我们还可以将DenseNet添加到我们的模型字典中：

model_dict["DenseNet"] = DenseNet

最后，我们训练我们的网络。与 ResNet 不同，DenseNet 在使用 Adam 优化器时没有出现任何问题，因此我们使用该优化器训练它。其他超参数的选择是为了使网络参数大小与 ResNet 和 GoogleNet 相似。通常，在设计非常深的网络时，DenseNet 比 ResNet 更高效，同时性能相似甚至更好。

densenet_model, densenet_results = train_model(model_name="DenseNet", 
                                               model_hparams={"num_classes": 10,
                                                              "num_layers": [6,6,6,6],
                                                              "bn_size": 2,
                                                              "growth_rate": 16,
                                                              "act_fn_name": "relu"}, 
                                               optimizer_name="Adam",
                                               optimizer_hparams={"lr": 1e-3,
                                                                  "weight_decay": 1e-4})

2.3.2 Tensorboard日志

最后，我们还有另一个用于DenseNet训练的TensorBoard。

图8：DenseNet模型训练的TensorBoard可视化展示

验证准确率和训练损失的整体趋势与 GoogleNet 的训练相似，这也与使用 Adam 训练网络有关。您可以自由探索训练指标。

2.4 结论和比较

在分别讨论每个模型并训练所有模型之后，我们终于可以比较它们了。
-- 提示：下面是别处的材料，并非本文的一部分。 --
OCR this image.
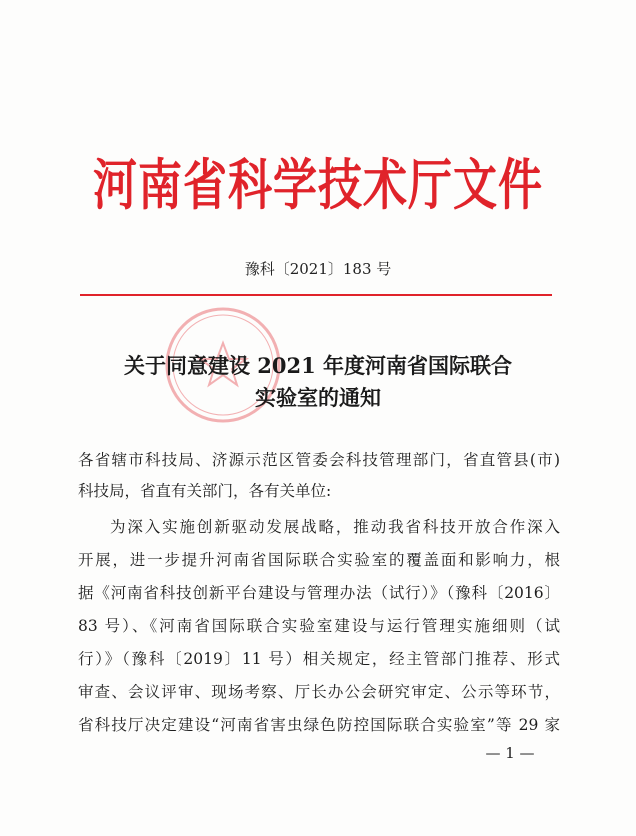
河南省科学技术厅文件
豫科〔2021〕183 号
关于同意建设 2021 年度河南省国际联合
实验室的通知
各省辖市科技局、济源示范区管委会科技管理部门，省直管县(市)
科技局，省直有关部门，各有关单位:
为深入实施创新驱动发展战略，推动我省科技开放合作深入
开展，进一步提升河南省国际联合实验室的覆盖面和影响力，根
据《河南省科技创新平台建设与管理办法（试行）》（豫科〔2016〕
83 号）、《河南省国际联合实验室建设与运行管理实施细则（试
行）》（豫科〔2019〕11 号）相关规定，经主管部门推荐、形式
审查、会议评审、现场考察、厅长办公会研究审定、公示等环节，
省科技厅决定建设“河南省害虫绿色防控国际联合实验室”等 29 家
— 1 —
首先，让我们将所有模型的结果组织成一个表格：

%pip install tabulate

%%html
<!-- Some HTML code to increase font size in the following table -->
<style>
th {font-size: 120%;}
td {font-size: 120%;}
</style>

import tabulate
from IPython.display import display, HTML
all_models = [
    ("GoogleNet", googlenet_results, googlenet_model),
    ("ResNet", resnet_results, resnet_model),
    ("ResNetPreAct", resnetpreact_results, resnetpreact_model),
    ("DenseNet", densenet_results, densenet_model)
]
table = [[model_name,
          f"{100.0*model_results['val']:4.2f}%",
          f"{100.0*model_results['test']:4.2f}%",
          "{:,}".format(sum([np.prod(p.shape) for p in model.parameters()]))]
         for model_name, model_results, model in all_models]
display(HTML(tabulate.tabulate(table, tablefmt='html', headers=["Model", "Val Accuracy", "Test Accuracy", "Num Parameters"])))

Or 采用python 命令行方式输出：

import tabulate
import numpy as np  # 确保导入numpy（原代码中使用了np.prod）
# 假设all_models中的结果和模型已定义（需保留原有变量定义）
all_models = [
    ("GoogleNet", googlenet_results, googlenet_model),
    ("ResNet", resnet_results, resnet_model),
    ("ResNetPreAct", resnetpreact_results, resnetpreact_model),
    ("DenseNet", densenet_results, densenet_model)
]
# 构建表格数据（与原逻辑一致）
table = [
    [
        model_name,
        f"{100.0 * model_results['val']:4.2f}%",
        f"{100.0 * model_results['test']:4.2f}%",
        "{:,}".format(sum([np.prod(p.shape) for p in model.parameters()]))
    ]
    for model_name, model_results, model in all_models
]
# 命令行输出：使用适合终端的表格格式（如grid/fancy_grid）
print(tabulate.tabulate(
    table,
    headers=["Model", "Val Accuracy", "Test Accuracy", "Num Parameters"],
    tablefmt="fancy_grid"  # 终端友好的表格格式，可根据需要调整
))

在这里插入图片描述

首先，我们看到所有模型的表现都相当不错。您在实践中实现的简单模型性能显著较低，这除了参数数量较少外，还归因于架构设计的选择。GoogleNet 是在验证集和测试集上表现最差的模型，尽管它与 DenseNet 的差距很小。对 GoogleNet 中的所有通道大小进行适当的超参数搜索可能会将模型的准确性提高到类似的水平，但由于超参数数量庞大，这也会很昂贵。ResNet 在验证集上的表现比 DenseNet 和 GoogleNet 高出 1% 以上，而原始版本和预激活版本之间的差异很小。我们可以得出结论，对于浅层网络，激活函数的位置似乎并不重要，尽管有论文报告了相反的情况。

总体而言，我们可以得出结论，ResNet 是一种简单但强大的架构。如果我们将这些模型应用于更复杂的任务，使用更大的图像和网络中的更多层，我们可能会看到 GoogleNet 和像 ResNet 和 DenseNet 这样的跳过连接架构之间的差距更大。有趣的是，DenseNet 在他们的设置中优于原始 ResNet，但与预激活 ResNet 非常接近。最佳模型，一种双路径网络，实际上是 ResNet 和 DenseNet 的结合，表明两者都提供了不同的优势。